15.67年は、ほぼ15年と8ヵ月です。

したがって、2年繰り上げて64歳から年金を受給する場合の「損益分岐点年齢」は、65歳+15年8ヵ月で、80歳と8ヵ月。

同様に、2年繰上げの場合、減額率12%で88%分を2年先に受給で176%分先取り、176%÷12%で、65歳から14年と8ヵ月で損益分岐点。
つまり79歳と8ヵ月が「損益分岐点年齢」。

3年繰上げの場合、減額率18%、先取年金額82%×3年分で246%分。
246%÷18%で13年8ヵ月。
65歳+13年8ヵ月で、78歳と8ヵ月が「損益分岐点年齢」となります。

4年繰上げの場合、減額率24%、先取年金額76%×4年分で304%分。
304%÷24%で、12年8ヵ月。
65歳+12年8ヵ月で、77歳と8ヵ月が「損益分岐点年齢」。

法則

何歳から繰り上げてもなにか法則性がありますね。
60歳、61歳、62歳、63歳、64歳のいずれの年齢で繰り上げても、繰上げ受給年齢から16年8か月後に「損益分岐点年齢」が来ているということになります。

表に整理してみます。

繰上げ受給年齢損益分岐点年齢
60歳76歳8ヵ月
61歳77歳8ヵ月
62歳78歳8ヵ月
63歳79歳8ヵ月
64歳80歳8ヵ月

なお、老齢厚生年金と老齢基礎年金の繰上げの場合は、2つの年金の繰上げ月数が異なるため、減額率も異なります。
よって、上表は当てはまりません(上表は、あくまでも「老齢基礎年金の繰上げ」です)。

また、単純な老齢基礎年金だけの繰上げの場合は、上表が当てはまるわけですが、物価・賃金変動率による年金額改定(マクロ経済スライドも含む)の影響があり、微妙に異なってくる可能性もあります。

繰上げの考え方

これまで述べてきたように、年金の繰上げは、少なくとも統計上の平均余命を指標にして考えると「損」をする可能性が高くなります。
しかし、さらに大切なんことは、「得」をするためには早死にをする必要があるということです。

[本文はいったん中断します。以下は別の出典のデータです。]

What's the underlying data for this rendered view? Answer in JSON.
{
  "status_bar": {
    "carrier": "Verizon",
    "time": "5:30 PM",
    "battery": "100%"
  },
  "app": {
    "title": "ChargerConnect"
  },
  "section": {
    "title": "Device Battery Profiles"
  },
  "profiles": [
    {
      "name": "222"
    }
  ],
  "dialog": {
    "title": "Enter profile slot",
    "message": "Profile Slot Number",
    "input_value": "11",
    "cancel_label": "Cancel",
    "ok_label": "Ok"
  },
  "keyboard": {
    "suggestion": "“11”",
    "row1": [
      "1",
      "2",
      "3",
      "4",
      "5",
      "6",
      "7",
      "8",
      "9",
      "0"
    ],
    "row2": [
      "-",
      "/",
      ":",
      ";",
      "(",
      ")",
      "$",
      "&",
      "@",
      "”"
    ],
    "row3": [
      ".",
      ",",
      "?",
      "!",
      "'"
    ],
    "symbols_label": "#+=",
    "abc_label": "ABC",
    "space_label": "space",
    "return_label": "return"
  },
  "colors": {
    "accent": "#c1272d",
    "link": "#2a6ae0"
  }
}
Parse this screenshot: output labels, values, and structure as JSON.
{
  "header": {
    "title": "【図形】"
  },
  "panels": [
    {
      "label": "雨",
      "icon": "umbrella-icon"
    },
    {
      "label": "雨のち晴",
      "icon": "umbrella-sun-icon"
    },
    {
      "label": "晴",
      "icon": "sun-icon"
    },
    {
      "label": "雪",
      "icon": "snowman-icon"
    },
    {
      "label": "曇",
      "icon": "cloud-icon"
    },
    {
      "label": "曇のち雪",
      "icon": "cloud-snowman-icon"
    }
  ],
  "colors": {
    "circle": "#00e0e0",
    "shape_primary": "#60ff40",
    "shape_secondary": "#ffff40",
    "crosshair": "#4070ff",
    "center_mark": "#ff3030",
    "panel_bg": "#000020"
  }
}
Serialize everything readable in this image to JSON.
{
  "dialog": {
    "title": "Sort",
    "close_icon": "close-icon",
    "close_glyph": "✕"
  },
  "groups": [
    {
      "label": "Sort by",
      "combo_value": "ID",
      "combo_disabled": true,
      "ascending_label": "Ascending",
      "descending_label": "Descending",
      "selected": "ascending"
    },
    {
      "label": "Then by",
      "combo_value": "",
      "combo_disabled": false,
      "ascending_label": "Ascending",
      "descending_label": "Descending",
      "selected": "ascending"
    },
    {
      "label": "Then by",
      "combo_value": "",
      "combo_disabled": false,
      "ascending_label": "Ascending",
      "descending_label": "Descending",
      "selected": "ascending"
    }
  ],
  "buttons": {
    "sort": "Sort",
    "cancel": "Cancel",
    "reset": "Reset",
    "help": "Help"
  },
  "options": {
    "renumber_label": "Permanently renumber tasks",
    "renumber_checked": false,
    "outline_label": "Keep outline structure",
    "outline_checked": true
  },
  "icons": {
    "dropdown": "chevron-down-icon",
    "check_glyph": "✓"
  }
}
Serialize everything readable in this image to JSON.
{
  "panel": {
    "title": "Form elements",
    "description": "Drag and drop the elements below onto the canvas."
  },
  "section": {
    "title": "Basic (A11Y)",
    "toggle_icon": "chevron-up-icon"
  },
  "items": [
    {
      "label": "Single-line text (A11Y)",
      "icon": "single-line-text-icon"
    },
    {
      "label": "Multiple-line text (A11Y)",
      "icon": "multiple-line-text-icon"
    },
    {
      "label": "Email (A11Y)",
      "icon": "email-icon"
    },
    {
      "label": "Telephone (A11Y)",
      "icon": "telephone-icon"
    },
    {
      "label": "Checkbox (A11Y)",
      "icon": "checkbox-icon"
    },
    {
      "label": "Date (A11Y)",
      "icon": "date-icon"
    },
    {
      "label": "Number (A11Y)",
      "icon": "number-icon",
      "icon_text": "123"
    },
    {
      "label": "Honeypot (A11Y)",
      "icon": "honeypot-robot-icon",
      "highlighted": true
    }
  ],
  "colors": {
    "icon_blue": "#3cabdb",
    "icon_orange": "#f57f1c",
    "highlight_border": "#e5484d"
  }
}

統計がどうあれ、個々の人の寿命はわかりませんから、人によっては「得」になることも多いに考えられます。
ただ、国の老齢年金は「終身年金」であって、生きている限りは支給され続けます。
「貯金」であればいずれは尽きることもありますが、終身年金は生きている以上は尽きません。
したがって、老齢年金には「長生き保険」という側面もあって、「繰上げ」という制度は、この「長生き保険」という機能を阻害するものであるということを、私見として申し添えておきます。